Gemeinderat, 17. Sitzung vom 16.12.2011, Wörtliches Protokoll - Seite 19 von 145
Der Hausverstand sagt: Sparen! – Das sei Ihnen ins Stammbuch geschrieben!
Vorsitzender GR Godwin Schuster: Als Nächster zu Wort gemeldet ist GR Ellensohn, wobei ich darauf hinweise, dass sich die Damen und Herren des Gemeinderats diesmal nur einmal zu Wort melden dürfen und ihre Redezeit mit fünf Minuten begrenzt ist. – Bitte, Kollege.
GR David Ellensohn (Grüner Klub im Rathaus): Vielen Dank für die Erinnerung, Herr Vorsitzender! (GR Mag Dietbert Kowarik: Zeit läuft!) Meine Damen und Herren!
In aller Kürze: Jedes Mal, wenn wir über Verteilungsfragen reden, kommen die gleichen Mythen auf den Tisch, die da lauten: Die GRÜNEN glauben tatsächlich, dass wir Geld holen können bei denen, die viel zu viel haben! – Wir reden tatsächlich von jenen, die mehr als 1 Million EUR haben. Damit ist kein Mittelstand gemeint, sondern damit sind die stinkreichen Leute in diesem Land gemeint, niemand anders.
Was könnte man tun? – Ich habe es schon ein paar Mal gesagt: Hier herinnen habe ich das Gefühl, dass man sich vor ein paar Wissenschaften fürchtet. – Es ist kein Wunder, wenn man sich vor Astrophysik oder vor der Erforschung von Sonnenflecken fürchtet, denn da kennt sich nicht jeder aus. Aber bei der Mathematik wäre es nicht so schwierig!
Ich habe hier eine Zeitschrift, die ich Ihnen ans Herz legen kann, nämlich „Brand eins“. Die neue Ausgabe hat den Titel: „Fürchtet euch nicht!“ Und das, was man jetzt unten nicht sieht, wäre das, was diesen Gemeinderat beschäftigen sollte: „Schwerpunkt: Rechnen“. – „Schwerpunkt Rechen“ könnte man allen in diesem Haus empfehlen. Man hat nämlich das Gefühl, dass Sie meinen, dass man weniger einnehmen soll, dass es weniger Gebühren und keine Steuern geben soll, dass man keine Schulden machen darf, aber mehr Leistungen zahlen soll.
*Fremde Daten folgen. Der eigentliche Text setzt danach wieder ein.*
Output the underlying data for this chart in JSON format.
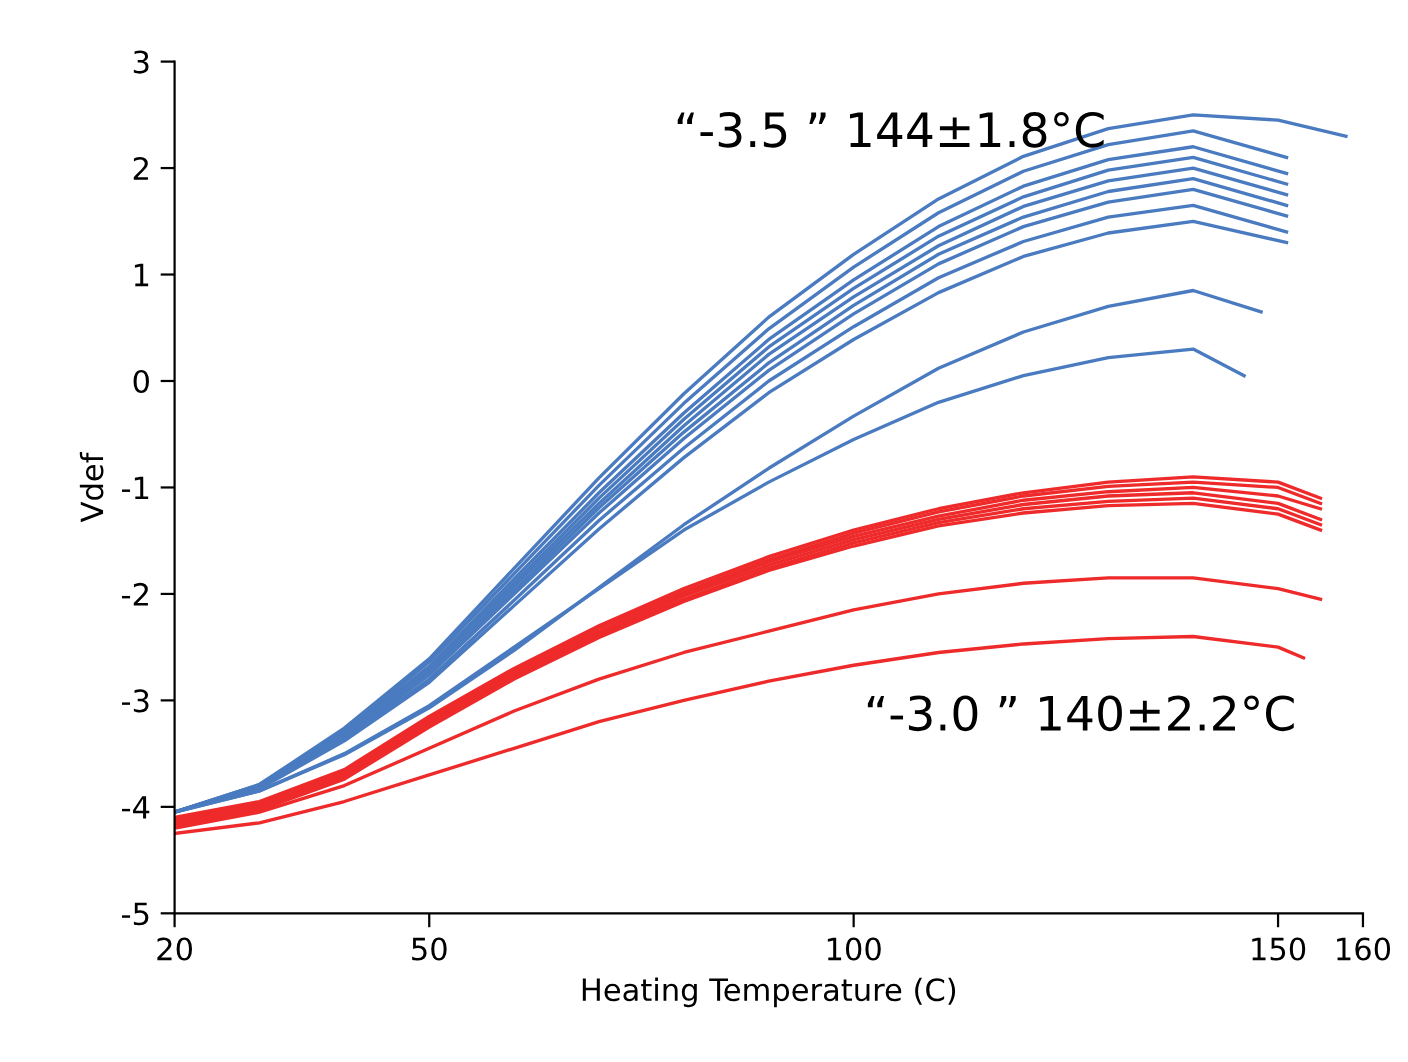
{
  "chart_data": {
    "type": "line",
    "xlabel": "Heating Temperature (C)",
    "ylabel": "Vdef",
    "xlim": [
      20,
      160
    ],
    "ylim": [
      -5,
      3
    ],
    "xticks": [
      20,
      50,
      100,
      150,
      160
    ],
    "yticks": [
      -5,
      -4,
      -3,
      -2,
      -1,
      0,
      1,
      2,
      3
    ],
    "grid": false,
    "legend": false,
    "marker": "none",
    "line_style": "solid",
    "annotations": [
      "“-3.5 ” 144±1.8°C",
      "“-3.0 ” 140±2.2°C"
    ],
    "series": [
      {
        "color": "#4a7bc0",
        "x": [
          20,
          30,
          40,
          50,
          60,
          70,
          80,
          90,
          100,
          110,
          120,
          130,
          140,
          150,
          158
        ],
        "values": [
          -4.05,
          -3.79,
          -3.26,
          -2.61,
          -1.76,
          -0.91,
          -0.12,
          0.6,
          1.19,
          1.71,
          2.11,
          2.37,
          2.5,
          2.45,
          2.3
        ]
      },
      {
        "color": "#4a7bc0",
        "x": [
          20,
          30,
          40,
          50,
          60,
          70,
          80,
          90,
          100,
          110,
          120,
          130,
          140,
          151
        ],
        "values": [
          -4.05,
          -3.79,
          -3.28,
          -2.64,
          -1.81,
          -0.98,
          -0.21,
          0.49,
          1.07,
          1.58,
          1.97,
          2.22,
          2.35,
          2.1
        ]
      },
      {
        "color": "#4a7bc0",
        "x": [
          20,
          30,
          40,
          50,
          60,
          70,
          80,
          90,
          100,
          110,
          120,
          130,
          140,
          151
        ],
        "values": [
          -4.05,
          -3.8,
          -3.3,
          -2.68,
          -1.86,
          -1.05,
          -0.3,
          0.39,
          0.95,
          1.45,
          1.83,
          2.08,
          2.2,
          1.95
        ]
      },
      {
        "color": "#4a7bc0",
        "x": [
          20,
          30,
          40,
          50,
          60,
          70,
          80,
          90,
          100,
          110,
          120,
          130,
          140,
          151
        ],
        "values": [
          -4.05,
          -3.8,
          -3.31,
          -2.7,
          -1.9,
          -1.1,
          -0.36,
          0.32,
          0.87,
          1.36,
          1.73,
          1.98,
          2.1,
          1.85
        ]
      },
      {
        "color": "#4a7bc0",
        "x": [
          20,
          30,
          40,
          50,
          60,
          70,
          80,
          90,
          100,
          110,
          120,
          130,
          140,
          151
        ],
        "values": [
          -4.05,
          -3.81,
          -3.32,
          -2.72,
          -1.93,
          -1.15,
          -0.42,
          0.25,
          0.79,
          1.27,
          1.64,
          1.88,
          2.0,
          1.75
        ]
      },
      {
        "color": "#4a7bc0",
        "x": [
          20,
          30,
          40,
          50,
          60,
          70,
          80,
          90,
          100,
          110,
          120,
          130,
          140,
          151
        ],
        "values": [
          -4.05,
          -3.81,
          -3.34,
          -2.74,
          -1.97,
          -1.19,
          -0.48,
          0.17,
          0.71,
          1.19,
          1.54,
          1.78,
          1.9,
          1.65
        ]
      },
      {
        "color": "#4a7bc0",
        "x": [
          20,
          30,
          40,
          50,
          60,
          70,
          80,
          90,
          100,
          110,
          120,
          130,
          140,
          151
        ],
        "values": [
          -4.05,
          -3.82,
          -3.35,
          -2.76,
          -2.0,
          -1.24,
          -0.54,
          0.1,
          0.63,
          1.1,
          1.45,
          1.68,
          1.8,
          1.55
        ]
      },
      {
        "color": "#4a7bc0",
        "x": [
          20,
          30,
          40,
          50,
          60,
          70,
          80,
          90,
          100,
          110,
          120,
          130,
          140,
          151
        ],
        "values": [
          -4.05,
          -3.82,
          -3.37,
          -2.8,
          -2.06,
          -1.31,
          -0.63,
          0.0,
          0.51,
          0.97,
          1.31,
          1.54,
          1.65,
          1.4
        ]
      },
      {
        "color": "#4a7bc0",
        "x": [
          20,
          30,
          40,
          50,
          60,
          70,
          80,
          90,
          100,
          110,
          120,
          130,
          140,
          151
        ],
        "values": [
          -4.05,
          -3.83,
          -3.38,
          -2.83,
          -2.11,
          -1.39,
          -0.72,
          -0.11,
          0.39,
          0.83,
          1.17,
          1.39,
          1.5,
          1.3
        ]
      },
      {
        "color": "#4a7bc0",
        "x": [
          20,
          30,
          40,
          50,
          60,
          70,
          80,
          90,
          100,
          110,
          120,
          130,
          140,
          148
        ],
        "values": [
          -4.05,
          -3.85,
          -3.51,
          -3.07,
          -2.53,
          -1.94,
          -1.35,
          -0.82,
          -0.33,
          0.12,
          0.46,
          0.7,
          0.85,
          0.65
        ]
      },
      {
        "color": "#4a7bc0",
        "x": [
          20,
          30,
          40,
          50,
          60,
          70,
          80,
          90,
          100,
          110,
          120,
          130,
          140,
          146
        ],
        "values": [
          -4.05,
          -3.85,
          -3.5,
          -3.05,
          -2.5,
          -1.95,
          -1.4,
          -0.95,
          -0.55,
          -0.2,
          0.05,
          0.22,
          0.3,
          0.05
        ]
      },
      {
        "color": "#ee2a2a",
        "x": [
          20,
          30,
          40,
          50,
          60,
          70,
          80,
          90,
          100,
          110,
          120,
          130,
          140,
          150,
          155
        ],
        "values": [
          -4.1,
          -3.95,
          -3.65,
          -3.15,
          -2.7,
          -2.3,
          -1.95,
          -1.65,
          -1.4,
          -1.2,
          -1.05,
          -0.95,
          -0.9,
          -0.95,
          -1.1
        ]
      },
      {
        "color": "#ee2a2a",
        "x": [
          20,
          30,
          40,
          50,
          60,
          70,
          80,
          90,
          100,
          110,
          120,
          130,
          140,
          150,
          155
        ],
        "values": [
          -4.12,
          -3.97,
          -3.67,
          -3.17,
          -2.72,
          -2.32,
          -1.98,
          -1.68,
          -1.43,
          -1.23,
          -1.08,
          -0.99,
          -0.95,
          -1.0,
          -1.15
        ]
      },
      {
        "color": "#ee2a2a",
        "x": [
          20,
          30,
          40,
          50,
          60,
          70,
          80,
          90,
          100,
          110,
          120,
          130,
          140,
          150,
          155
        ],
        "values": [
          -4.13,
          -3.98,
          -3.68,
          -3.19,
          -2.74,
          -2.35,
          -2.0,
          -1.7,
          -1.46,
          -1.27,
          -1.12,
          -1.04,
          -1.0,
          -1.08,
          -1.2
        ]
      },
      {
        "color": "#ee2a2a",
        "x": [
          20,
          30,
          40,
          50,
          60,
          70,
          80,
          90,
          100,
          110,
          120,
          130,
          140,
          150,
          155
        ],
        "values": [
          -4.15,
          -4.0,
          -3.7,
          -3.21,
          -2.76,
          -2.37,
          -2.02,
          -1.73,
          -1.49,
          -1.3,
          -1.16,
          -1.08,
          -1.05,
          -1.15,
          -1.3
        ]
      },
      {
        "color": "#ee2a2a",
        "x": [
          20,
          30,
          40,
          50,
          60,
          70,
          80,
          90,
          100,
          110,
          120,
          130,
          140,
          150,
          155
        ],
        "values": [
          -4.16,
          -4.01,
          -3.72,
          -3.23,
          -2.78,
          -2.39,
          -2.05,
          -1.76,
          -1.52,
          -1.33,
          -1.2,
          -1.13,
          -1.1,
          -1.2,
          -1.35
        ]
      },
      {
        "color": "#ee2a2a",
        "x": [
          20,
          30,
          40,
          50,
          60,
          70,
          80,
          90,
          100,
          110,
          120,
          130,
          140,
          150,
          155
        ],
        "values": [
          -4.18,
          -4.03,
          -3.74,
          -3.25,
          -2.8,
          -2.41,
          -2.07,
          -1.78,
          -1.55,
          -1.36,
          -1.24,
          -1.17,
          -1.15,
          -1.25,
          -1.4
        ]
      },
      {
        "color": "#ee2a2a",
        "x": [
          20,
          30,
          40,
          50,
          60,
          70,
          80,
          90,
          100,
          110,
          120,
          130,
          140,
          150,
          155
        ],
        "values": [
          -4.2,
          -4.05,
          -3.8,
          -3.45,
          -3.1,
          -2.8,
          -2.55,
          -2.35,
          -2.15,
          -2.0,
          -1.9,
          -1.85,
          -1.85,
          -1.95,
          -2.05
        ]
      },
      {
        "color": "#ee2a2a",
        "x": [
          20,
          30,
          40,
          50,
          60,
          70,
          80,
          90,
          100,
          110,
          120,
          130,
          140,
          150,
          153
        ],
        "values": [
          -4.25,
          -4.15,
          -3.95,
          -3.7,
          -3.45,
          -3.2,
          -3.0,
          -2.82,
          -2.67,
          -2.55,
          -2.47,
          -2.42,
          -2.4,
          -2.5,
          -2.6
        ]
      }
    ]
  }
}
Die Vorschläge der FPÖ während der Budgetwoche lauteten auf 500 Millionen plus. All das war nicht durchgerechnet, und bei der ÖVP war es genau das Gleiche. Was mich am meisten ärgert, sind diese Steuermythen, denn da kommt leider noch diese Argumentation durch, wie viel Steuer wir doch zahlen: 50 Prozent Spitzensteuersatz! – Das ist schlicht falsch, und eigentlich könnte das jeder wissen, weil es eine schöne ... (Zwischenruf von GR Ing Mag Bernhard Dworak.) Ich rechne es eh gleich vor und zeige eine Tabelle! Das wäre ganz leicht zum Nachrechnen, denn wir alle, die wir hier sitzen, sind in diesem Spitzensteuersatz, aber niemand von uns zahlt 50 Prozent. Das wäre eine komplizierte Tabelle, die so ausschauen würde und oben bei ungefähr 43 Prozent endet. (Der Redner zeigt eine Tabelle.)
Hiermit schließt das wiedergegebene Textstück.